Originally posted Mar. 4, 2008
I liked this book a lot; it is complicated in its own way and yet all laid out for us in a relatively direct manner. The occasional (revised) family trees helped to keep it in order. I loved the first line in the version I read "The day I returned to Templeton steeped in disgrace, the fifty-foot corpse of a monster surfaced in Lake Glimmerglass." Now, who wouldn’t be interested in a book that begins with the whole outer limits of the story presented in those few words? This book has so much within its pages! There are many stories within the story, some short, some longer, but all pertinent to the whole. There is also a quote from the Author’s Note referring to her final prompt to begin writing that I think gives us a glimpse of Lauren Groff’s own character as to how this story would be written: "That’s about the time his [James Fenimore Cooper] characters knocked on the door and joined the party."
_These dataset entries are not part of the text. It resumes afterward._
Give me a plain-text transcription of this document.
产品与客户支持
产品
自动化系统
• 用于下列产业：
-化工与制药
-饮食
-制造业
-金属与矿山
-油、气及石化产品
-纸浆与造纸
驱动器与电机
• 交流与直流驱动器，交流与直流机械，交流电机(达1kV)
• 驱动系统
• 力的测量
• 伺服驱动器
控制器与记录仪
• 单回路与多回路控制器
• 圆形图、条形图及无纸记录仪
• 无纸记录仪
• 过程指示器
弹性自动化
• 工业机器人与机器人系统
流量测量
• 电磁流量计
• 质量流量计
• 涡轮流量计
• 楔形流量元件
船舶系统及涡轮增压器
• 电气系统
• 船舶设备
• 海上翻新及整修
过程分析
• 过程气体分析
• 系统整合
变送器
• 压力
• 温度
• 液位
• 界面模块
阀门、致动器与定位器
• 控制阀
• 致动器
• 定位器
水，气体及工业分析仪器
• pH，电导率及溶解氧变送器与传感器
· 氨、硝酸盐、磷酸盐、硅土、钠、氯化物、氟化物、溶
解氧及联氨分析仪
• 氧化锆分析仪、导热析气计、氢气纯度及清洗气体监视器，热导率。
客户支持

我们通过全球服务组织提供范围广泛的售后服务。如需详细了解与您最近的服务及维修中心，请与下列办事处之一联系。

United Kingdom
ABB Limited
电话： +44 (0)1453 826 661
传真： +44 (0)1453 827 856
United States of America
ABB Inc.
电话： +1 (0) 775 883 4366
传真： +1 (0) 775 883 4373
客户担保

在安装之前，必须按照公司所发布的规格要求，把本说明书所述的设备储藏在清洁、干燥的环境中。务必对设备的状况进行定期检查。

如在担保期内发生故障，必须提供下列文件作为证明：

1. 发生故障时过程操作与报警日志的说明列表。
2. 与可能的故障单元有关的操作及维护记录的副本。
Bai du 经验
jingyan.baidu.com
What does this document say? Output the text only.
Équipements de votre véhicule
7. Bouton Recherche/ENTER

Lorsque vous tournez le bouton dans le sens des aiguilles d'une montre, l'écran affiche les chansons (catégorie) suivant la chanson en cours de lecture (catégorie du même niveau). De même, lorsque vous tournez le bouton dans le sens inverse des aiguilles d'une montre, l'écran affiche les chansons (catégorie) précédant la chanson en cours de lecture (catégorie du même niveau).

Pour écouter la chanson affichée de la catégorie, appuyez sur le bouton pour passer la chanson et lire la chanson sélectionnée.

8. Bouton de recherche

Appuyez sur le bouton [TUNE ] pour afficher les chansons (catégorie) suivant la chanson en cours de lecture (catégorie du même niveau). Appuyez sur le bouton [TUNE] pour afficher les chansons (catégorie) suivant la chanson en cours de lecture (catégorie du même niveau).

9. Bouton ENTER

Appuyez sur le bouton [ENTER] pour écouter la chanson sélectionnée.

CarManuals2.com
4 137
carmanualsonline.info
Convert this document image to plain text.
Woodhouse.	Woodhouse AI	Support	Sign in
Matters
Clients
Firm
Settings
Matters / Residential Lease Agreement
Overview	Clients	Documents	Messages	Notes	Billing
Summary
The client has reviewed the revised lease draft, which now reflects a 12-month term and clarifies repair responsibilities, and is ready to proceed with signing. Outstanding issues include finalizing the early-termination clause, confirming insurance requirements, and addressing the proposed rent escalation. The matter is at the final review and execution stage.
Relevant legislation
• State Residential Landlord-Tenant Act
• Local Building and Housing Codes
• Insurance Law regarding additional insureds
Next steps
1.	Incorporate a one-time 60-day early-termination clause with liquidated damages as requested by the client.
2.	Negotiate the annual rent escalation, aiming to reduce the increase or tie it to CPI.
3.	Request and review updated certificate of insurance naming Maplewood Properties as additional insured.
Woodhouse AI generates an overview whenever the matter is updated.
This book is ostensibly about Willie (Wilhelmina) Upton, but it is also about a small town’s occupants, the history of both town and Willie’s heritage and much more. The book is descriptive, the characters are fully formed, and I can picture it all so easily. Willie came home from Alaska where she was working as part of an archaeology team, with a feeling of guilt and uselessness. Through living back in Templeton, Willie comes to an understanding of who she is. Her mother, a descendent of the town’s founding father Marmaduke Temple, challenges her to discover who her father is and tells her only that he lives in the town and is also a descendent of Marmaduke (Duke). An old school friend and an elderly librarian become two unlikely allies in her search. Each new search brings us another story as each descendent is “discovered”, and she learns there were more “monsters” in the town than the one in the lake, but it makes for a very interesting debut book. I am fascinated by Groff’s method and writing. I am certainly looking forward to more books by this author.